TWO NOVELS ABOUT GENDER
At the turn of the 19th to the 20th century, discourses about gender and sexuality experienced an unprecedented flourishing across Europe in all sectors of society: politics, journalism, science (and pseudo-science), philosophy, visual arts, literature. Especially in the arts, these concerns – an early version of "gender turmoil" (Butler), which as a theoretical conception appears close to 'our' Millennium – constitute one of the central cores of the then emerging, multifaceted modernist current. Thomas Mann – a writer with a seismographic sense of the happenings of each historical era that he experienced in his long literary career – could not remain unaffected by this climate. The two short stories from his first period, presented here in the first Greek translation, delve into the issues of gender, highlighting the unique literary characteristics that he would later develop extensively in his major works: masterfully robust and enjoyable narration combined with intertextual 'play' , minimalism, irony, humor and subversion.
The Nobel Prize-winning author Thomas Mann (1875-1955), one of the leading writers of the 20th century, belongs to the most prominent representatives of "modernism" - in a hybrid, broad sense: in his works the - basically - realistic narrative is imbued with a strongly modernist nuance. He was born in Lübeck, northern Germany, lived for many years in Munich, during National Socialism he fled to Switzerland and then to the USA, from where, through his eponymous broadcasts on the BBC, he urged the Germans to overthrow Hitler. After the war he settled in Switzerland.
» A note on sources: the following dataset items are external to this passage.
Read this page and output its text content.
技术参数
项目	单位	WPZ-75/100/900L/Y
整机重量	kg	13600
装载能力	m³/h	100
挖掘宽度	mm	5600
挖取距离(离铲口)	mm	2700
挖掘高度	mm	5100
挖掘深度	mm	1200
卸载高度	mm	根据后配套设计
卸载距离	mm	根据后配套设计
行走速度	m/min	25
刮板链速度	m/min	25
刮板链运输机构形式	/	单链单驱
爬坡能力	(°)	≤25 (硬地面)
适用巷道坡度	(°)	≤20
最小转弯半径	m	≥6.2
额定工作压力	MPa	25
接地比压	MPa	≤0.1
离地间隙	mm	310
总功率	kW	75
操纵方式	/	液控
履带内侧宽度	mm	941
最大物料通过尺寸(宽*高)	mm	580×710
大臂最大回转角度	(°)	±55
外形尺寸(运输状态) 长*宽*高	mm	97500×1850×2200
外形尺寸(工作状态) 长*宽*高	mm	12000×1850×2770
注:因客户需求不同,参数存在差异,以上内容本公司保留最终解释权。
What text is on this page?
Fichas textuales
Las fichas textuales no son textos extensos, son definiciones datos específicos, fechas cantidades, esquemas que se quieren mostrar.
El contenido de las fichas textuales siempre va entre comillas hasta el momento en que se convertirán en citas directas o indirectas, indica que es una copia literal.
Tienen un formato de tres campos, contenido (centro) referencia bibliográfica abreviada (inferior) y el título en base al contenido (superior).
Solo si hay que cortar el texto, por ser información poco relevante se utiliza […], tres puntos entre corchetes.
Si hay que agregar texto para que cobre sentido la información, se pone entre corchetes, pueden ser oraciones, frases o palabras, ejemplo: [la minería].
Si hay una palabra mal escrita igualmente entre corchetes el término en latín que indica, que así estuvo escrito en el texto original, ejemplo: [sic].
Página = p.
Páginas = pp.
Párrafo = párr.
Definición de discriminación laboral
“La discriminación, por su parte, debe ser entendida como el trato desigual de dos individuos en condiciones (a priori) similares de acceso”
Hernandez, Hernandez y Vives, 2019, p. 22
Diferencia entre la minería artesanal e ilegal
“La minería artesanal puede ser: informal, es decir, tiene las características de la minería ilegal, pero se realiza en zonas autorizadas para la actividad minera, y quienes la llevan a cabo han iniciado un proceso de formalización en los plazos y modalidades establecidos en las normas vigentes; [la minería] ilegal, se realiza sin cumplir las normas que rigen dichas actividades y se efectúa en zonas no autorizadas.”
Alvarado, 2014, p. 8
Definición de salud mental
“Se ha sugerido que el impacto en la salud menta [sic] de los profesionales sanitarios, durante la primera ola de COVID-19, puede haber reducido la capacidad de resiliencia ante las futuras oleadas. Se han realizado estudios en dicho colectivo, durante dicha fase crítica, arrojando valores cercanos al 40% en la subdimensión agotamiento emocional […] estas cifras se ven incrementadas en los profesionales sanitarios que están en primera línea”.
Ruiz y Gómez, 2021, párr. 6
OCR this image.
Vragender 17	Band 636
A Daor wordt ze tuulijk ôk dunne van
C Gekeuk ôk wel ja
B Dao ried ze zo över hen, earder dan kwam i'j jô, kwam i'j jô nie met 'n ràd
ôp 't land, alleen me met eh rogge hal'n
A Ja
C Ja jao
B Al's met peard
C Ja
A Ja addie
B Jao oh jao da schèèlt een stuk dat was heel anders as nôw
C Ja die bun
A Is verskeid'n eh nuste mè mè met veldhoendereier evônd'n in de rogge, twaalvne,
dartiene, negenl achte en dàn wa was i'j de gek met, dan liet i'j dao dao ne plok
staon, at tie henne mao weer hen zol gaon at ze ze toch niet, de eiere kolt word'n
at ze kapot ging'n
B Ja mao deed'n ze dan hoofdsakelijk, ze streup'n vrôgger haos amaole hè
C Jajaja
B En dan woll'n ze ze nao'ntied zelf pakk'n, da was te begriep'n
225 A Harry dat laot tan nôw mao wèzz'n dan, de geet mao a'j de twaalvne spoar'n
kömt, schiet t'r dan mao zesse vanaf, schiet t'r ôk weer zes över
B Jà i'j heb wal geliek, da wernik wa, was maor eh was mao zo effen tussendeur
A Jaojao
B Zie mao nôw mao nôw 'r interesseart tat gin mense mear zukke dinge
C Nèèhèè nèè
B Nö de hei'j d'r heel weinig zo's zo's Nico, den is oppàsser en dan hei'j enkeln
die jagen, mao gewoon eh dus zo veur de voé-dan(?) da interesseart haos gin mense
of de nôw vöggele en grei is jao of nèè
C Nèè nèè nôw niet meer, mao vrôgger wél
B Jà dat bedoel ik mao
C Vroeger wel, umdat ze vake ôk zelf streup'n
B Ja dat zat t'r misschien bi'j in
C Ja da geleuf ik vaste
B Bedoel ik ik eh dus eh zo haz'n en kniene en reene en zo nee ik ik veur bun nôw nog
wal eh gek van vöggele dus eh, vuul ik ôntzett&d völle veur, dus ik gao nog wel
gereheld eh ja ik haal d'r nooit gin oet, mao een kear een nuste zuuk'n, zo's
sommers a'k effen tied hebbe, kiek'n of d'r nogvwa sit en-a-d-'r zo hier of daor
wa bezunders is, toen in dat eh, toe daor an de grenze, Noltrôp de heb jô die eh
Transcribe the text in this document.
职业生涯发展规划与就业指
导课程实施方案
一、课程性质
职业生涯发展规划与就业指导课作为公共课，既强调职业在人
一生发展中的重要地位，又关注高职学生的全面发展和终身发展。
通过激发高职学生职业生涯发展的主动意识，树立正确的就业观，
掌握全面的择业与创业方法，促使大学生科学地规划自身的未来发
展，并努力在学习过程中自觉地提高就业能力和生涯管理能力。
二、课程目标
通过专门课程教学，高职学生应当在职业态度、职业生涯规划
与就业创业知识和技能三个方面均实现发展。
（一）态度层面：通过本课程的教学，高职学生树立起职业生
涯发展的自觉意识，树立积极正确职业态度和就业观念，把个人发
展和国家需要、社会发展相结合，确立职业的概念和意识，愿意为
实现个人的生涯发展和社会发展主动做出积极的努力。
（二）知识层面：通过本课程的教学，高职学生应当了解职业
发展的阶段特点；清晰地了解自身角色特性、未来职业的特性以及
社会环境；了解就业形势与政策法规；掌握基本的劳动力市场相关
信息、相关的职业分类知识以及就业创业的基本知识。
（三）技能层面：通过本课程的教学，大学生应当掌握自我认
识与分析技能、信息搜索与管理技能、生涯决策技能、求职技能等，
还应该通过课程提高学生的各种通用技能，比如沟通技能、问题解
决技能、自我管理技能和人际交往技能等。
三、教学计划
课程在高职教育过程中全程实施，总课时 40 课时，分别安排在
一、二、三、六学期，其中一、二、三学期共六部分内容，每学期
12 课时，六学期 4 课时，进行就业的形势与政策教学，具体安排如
Novels: The Buddenbrooks (1901), The magic mountain (1924), Joseph and his brothers (1933-1943), Lotte in Weimar (1939), Doctor Faustus (1947), Confessions of Fraudster Felix Krull (1954) et al. Best-known novels: Tony Kreger (1903), Tristan (1903), Death in Venice (1912), Mario and the Wizard (1930), The cheated one (1953). He also wrote numerous short stories as well as critical essays of political, literary and philosophical content.